#+TITLE: Modeling musculoskeletal kinematic and dynamic redundancy using null space projection
#+AUTHOR: Dimitar Stanev
#+EMAIL: stanev@ece.upatras.gr
#+OPTIONS: email:t date:nil toc:nil \n:nil num:nil
#+LATEX_HEADER: \usepackage{fullpage}
#+LATEX_HEADER: \usepackage{parskip}
* Overview
This repository contains the setup scripts, documentation and source code
relevant to the publication "D. Stanev and Konstantinos Moustakas, Modeling
musculoskeletal kinematic and dynamic redundancy using null space projection,
PLoS ONE, 14(1): e0209171, Jan. 2019, DOI:
https://doi.org/10.1371/journal.pone.0209171".

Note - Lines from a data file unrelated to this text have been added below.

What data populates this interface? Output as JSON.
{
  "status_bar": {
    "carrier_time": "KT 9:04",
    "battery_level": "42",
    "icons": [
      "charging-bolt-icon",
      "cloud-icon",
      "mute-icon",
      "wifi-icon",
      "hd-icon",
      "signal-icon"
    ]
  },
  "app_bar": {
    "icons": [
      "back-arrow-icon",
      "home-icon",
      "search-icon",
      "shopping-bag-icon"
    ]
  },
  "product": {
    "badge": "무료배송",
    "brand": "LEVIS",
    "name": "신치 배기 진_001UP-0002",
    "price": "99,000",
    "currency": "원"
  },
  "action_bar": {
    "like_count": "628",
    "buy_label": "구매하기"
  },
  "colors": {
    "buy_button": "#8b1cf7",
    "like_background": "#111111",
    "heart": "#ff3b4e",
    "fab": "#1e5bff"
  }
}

* How to run the Docker image
In order to provide a portable setup on which the published simulations and
analyses can be interactively reviewed, modified and executed, the provided
environment is built as a Docker image. Docker is available a multitude of
platforms and detailed installation instructions are provided as [[https://docs.docker.com/install/][part of the
project's online documentation]]. After installation, switch to the toplevel
directory of this repository and build the docker image:
#+BEGIN_SRC bash :exports code
docker build -t ubuntu_opensim_stanev .
#+END_SRC
You can change the name of the image (here =ubuntu_opensim_stanev=) to your
liking. After building, which should take a few minutes, the image can be run
in a container with the following command:
#+BEGIN_SRC bash :exports code
docker run -it -p 4000:80 ubuntu_opensim_stanev
#+END_SRC
The =-it= option instructs =docker= to run in interactive terminal mode, while
the =-p 4000:80= option bind the port 80 of the image to the port 4000 of the
localhost. Of course, the image name should match the one used in the build
command and the port 4000 can be substituted with any available port on the
localhost. After running the docker, open [[http://localhost:4000]] in your
browser and fill in the string 'stanev' (without the quotes) in the password
prompt.
* Demos
The user can navigate into the corresponding folders and inspect the source
code. The following case studies are provided in the form of interactive
Jupyter notebooks:
- *arm\under{}model/model.ipynb* presents a case study using muscle space
projection to study the response of segmental level reflexes
- *arm\under{}model/muscle\under{}space\underprojection.ipynb* demonstrates
muscle space projection in the context of segmental level (reflex) modeling
- *arm\under{}model/feasible\under{}muscle\under{}forces.ipynb* uses task space
projection to simulate a simple hand movement, where the feasible muscle
forces that satisfy this task are calculated and analyzed
- *feasible\under{}joint\under{}reaction\under{}loads/python/feasible\under{}joint\under{}reaction\under{}loads.ipynb*
demonstrates the utilization of the feasible muscle forces to calculate the
bounds of the joint reaction loads during walking
The .html files corresponding to the .ipynb notebooks included in the folders
contain the pre-executed results of the demos.